His poetry, prose, essays and book reviews have appeared in over a thousand literary magazines and anthologies, including City Lights Journal, Poetry Australia, the New York Quarterly, Beat Scene, Beatitude, Rattle, The Smith, the Outlaw Bible of American Poetry (Thunder’s Mouth Press), and Inside the Outside, Presa Press. His poetry has been translated into nine languages. In 2004 a song poem of his was performed at Tully Hall, New York City. Such noted poets and writers as Colin Wilson, Studs Terkel, James Purdy, Peter Coyote, Jack Hirschman, and the late Jack Micheline and Charles Bukowski have praised his work. In 2007 Presa Press published a book of his selected poems (The Other Side Of Broadway: Selected Poems 1965-2005) with a foreword by Jack Hirschman (San Francisco Poet Laureate).
He has worked at a variety of jobs, most recently with the U.S. Department of Education (Office for Civil Rights), as an Equal Opportunity Specialist, investigating claims of discrimination against minorities, women, and the disabled.
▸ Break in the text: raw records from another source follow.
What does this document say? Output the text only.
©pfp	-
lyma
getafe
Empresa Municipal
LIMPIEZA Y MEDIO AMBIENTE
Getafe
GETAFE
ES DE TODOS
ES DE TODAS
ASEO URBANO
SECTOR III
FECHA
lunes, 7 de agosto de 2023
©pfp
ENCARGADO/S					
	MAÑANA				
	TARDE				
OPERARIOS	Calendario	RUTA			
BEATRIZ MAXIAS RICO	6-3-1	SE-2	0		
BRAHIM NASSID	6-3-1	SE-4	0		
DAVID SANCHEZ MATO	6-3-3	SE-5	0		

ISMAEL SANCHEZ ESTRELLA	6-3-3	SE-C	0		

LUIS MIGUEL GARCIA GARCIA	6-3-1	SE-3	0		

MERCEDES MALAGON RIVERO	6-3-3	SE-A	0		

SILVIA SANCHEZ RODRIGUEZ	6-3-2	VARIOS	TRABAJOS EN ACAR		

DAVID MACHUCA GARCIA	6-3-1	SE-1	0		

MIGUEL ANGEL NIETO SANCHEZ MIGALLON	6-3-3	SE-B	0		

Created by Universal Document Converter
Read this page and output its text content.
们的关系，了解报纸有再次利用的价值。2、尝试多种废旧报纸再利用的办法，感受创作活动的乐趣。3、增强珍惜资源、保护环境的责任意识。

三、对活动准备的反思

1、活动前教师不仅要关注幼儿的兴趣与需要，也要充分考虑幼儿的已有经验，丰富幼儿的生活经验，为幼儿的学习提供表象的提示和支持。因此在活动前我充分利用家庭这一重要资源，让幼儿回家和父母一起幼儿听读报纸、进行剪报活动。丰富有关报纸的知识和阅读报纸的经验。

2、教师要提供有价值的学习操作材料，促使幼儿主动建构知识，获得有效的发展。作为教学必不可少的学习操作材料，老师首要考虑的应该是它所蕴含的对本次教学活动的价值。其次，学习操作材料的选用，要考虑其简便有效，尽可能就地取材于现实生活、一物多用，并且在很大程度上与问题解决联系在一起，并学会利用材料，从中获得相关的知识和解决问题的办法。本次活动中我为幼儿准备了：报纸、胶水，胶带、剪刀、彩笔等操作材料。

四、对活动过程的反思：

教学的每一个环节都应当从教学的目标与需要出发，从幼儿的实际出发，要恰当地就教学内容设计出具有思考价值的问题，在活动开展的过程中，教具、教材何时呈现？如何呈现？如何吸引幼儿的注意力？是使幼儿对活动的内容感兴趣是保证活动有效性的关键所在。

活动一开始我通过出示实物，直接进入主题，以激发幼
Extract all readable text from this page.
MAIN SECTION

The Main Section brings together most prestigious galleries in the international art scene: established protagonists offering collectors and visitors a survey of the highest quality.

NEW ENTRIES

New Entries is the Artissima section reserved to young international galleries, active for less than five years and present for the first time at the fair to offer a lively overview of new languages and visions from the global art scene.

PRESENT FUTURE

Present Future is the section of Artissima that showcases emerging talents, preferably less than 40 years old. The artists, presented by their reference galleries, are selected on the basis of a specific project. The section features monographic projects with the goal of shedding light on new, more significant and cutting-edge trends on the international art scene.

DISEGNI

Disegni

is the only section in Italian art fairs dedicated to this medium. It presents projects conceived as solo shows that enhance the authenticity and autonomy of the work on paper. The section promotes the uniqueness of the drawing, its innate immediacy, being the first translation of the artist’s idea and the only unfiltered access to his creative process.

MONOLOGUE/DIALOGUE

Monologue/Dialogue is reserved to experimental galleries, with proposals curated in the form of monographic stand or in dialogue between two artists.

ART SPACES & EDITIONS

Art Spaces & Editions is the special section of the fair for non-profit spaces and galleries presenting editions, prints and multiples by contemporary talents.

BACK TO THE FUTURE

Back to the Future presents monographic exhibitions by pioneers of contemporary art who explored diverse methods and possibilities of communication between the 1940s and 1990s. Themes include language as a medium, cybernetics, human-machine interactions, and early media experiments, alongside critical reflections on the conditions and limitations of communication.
He is a member of PEN, and has served on the Board of Directors of many arts organizations, including the now defunct Committee of Small Press Magazine Editors and Publishers (COSMEP). He is listed in The Gale Research Contemporary American Authors and the Gale Research Contemporary Authors Autobiography Series. His essay on the late Bob Kaufman was published in American Poetry Review and was republished in January 2007 by the Writer’s Research Group. His archives and the archives of Second Coming Magazine and Press are maintained at Brown University.